I do not wish (to cite a triple whammy of biblical metaphor) to end such generally good news with a jeremiad based on Joseph's dream and Daniel's imagery. At the close of Rich Nicholson's dozen years as executive officer, the resources of AAAS have grown to a happy and unprecedented surplus of solvency. But these more-than-seven fat years may, if we are not careful, represent a monument with feet of clay. We own a beautifully new, wonderfully functional and architecturally distinguished headquarters building in Washington.
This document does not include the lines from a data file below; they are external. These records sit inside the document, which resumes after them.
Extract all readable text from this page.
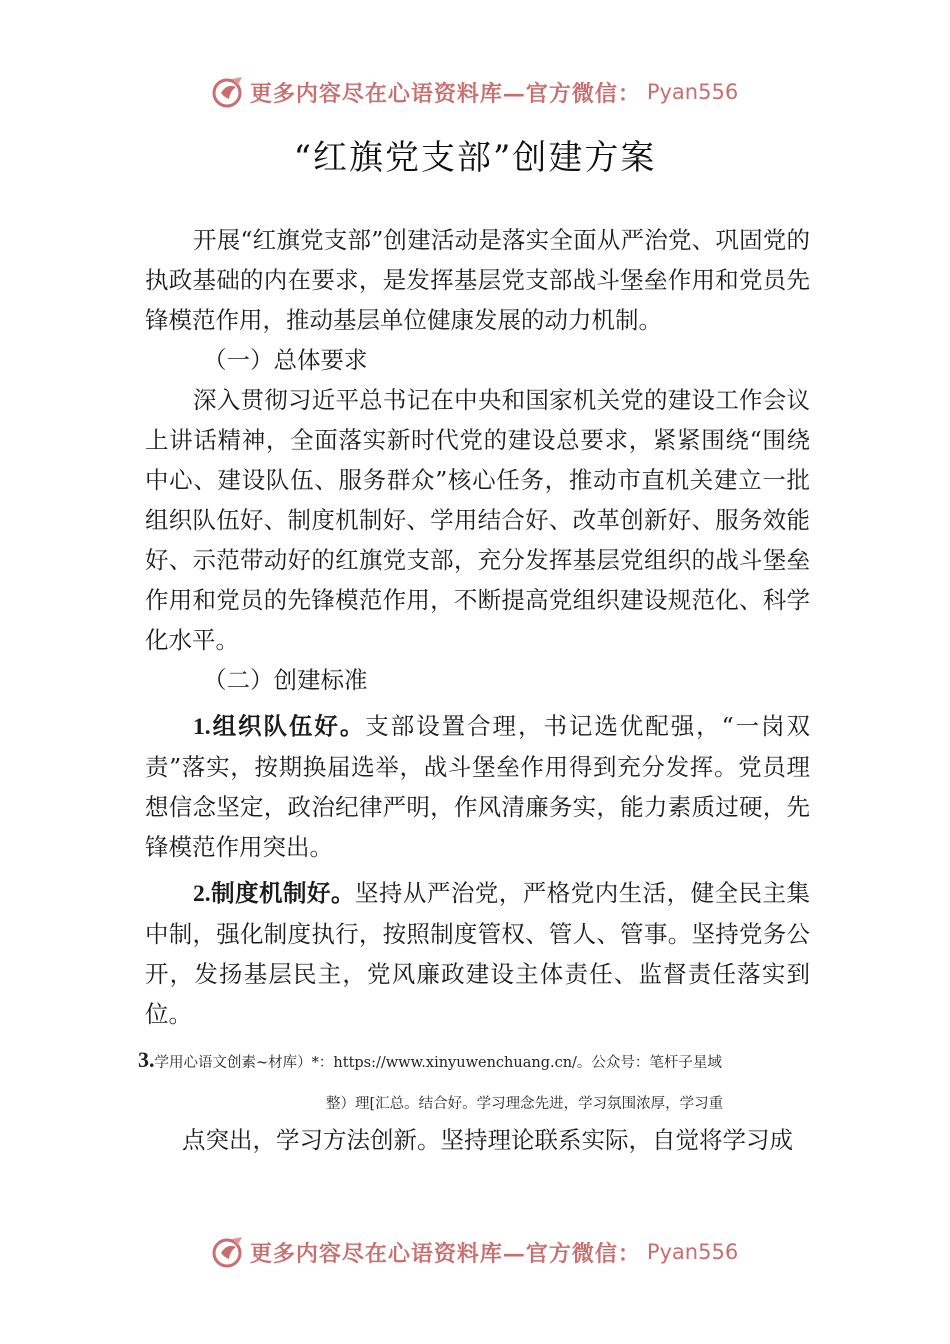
更多内容尽在心语资料库—官方微信： Pyan556
“红旗党支部”创建方案

开展“红旗党支部”创建活动是落实全面从严治党、巩固党的执政基础的内在要求，是发挥基层党支部战斗堡垒作用和党员先锋模范作用，推动基层单位健康发展的动力机制。

（一）总体要求

深入贯彻习近平总书记在中央和国家机关党的建设工作会议上讲话精神，全面落实新时代党的建设总要求，紧紧围绕“围绕中心、建设队伍、服务群众”核心任务，推动市直机关建立一批组织队伍好、制度机制好、学用结合好、改革创新好、服务效能好、示范带动好的红旗党支部，充分发挥基层党组织的战斗堡垒作用和党员的先锋模范作用，不断提高党组织建设规范化、科学化水平。

（二）创建标准

1.组织队伍好。支部设置合理，书记选优配强，“一岗双责”落实，按期换届选举，战斗堡垒作用得到充分发挥。党员理想信念坚定，政治纪律严明，作风清廉务实，能力素质过硬，先锋模范作用突出。

2.制度机制好。坚持从严治党，严格党内生活，健全民主集中制，强化制度执行，按照制度管权、管人、管事。坚持党务公开，发扬基层民主，党风廉政建设主体责任、监督责任落实到位。

3.学用心语文创素~材库）*：https://www.xinyuwenchuang.cn/。公众号：笔杆子星域
整）理[汇总。结合好。学习理念先进，学习氛围浓厚，学习重
点突出，学习方法创新。坚持理论联系实际，自觉将学习成
更多内容尽在心语资料库—官方微信： Pyan556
But we have effectively no endowment (too bad we didn't just put away $100 or so at our foundation more than 150 years ago, and just let the interest accumulate!)–and our current prosperity rests largely upon the healthy, and still growing, advertising revenue attracted by the print version of Science (a wonderful magazine, but with a circulation already slightly, and entirely understandably, in decline as electronic access, so favored by generations of younger scientists, grows). Clearly this tenuous basis for prosperity cannot continue. And so we struggle to bring our advertising surpluses into on-line versions as well, as we also endeavor to build a more permanent and reliable basis of solvency. May this effort, now in its infancy, soon reach the geological stasis and pugnacious endurance of most successful natural species.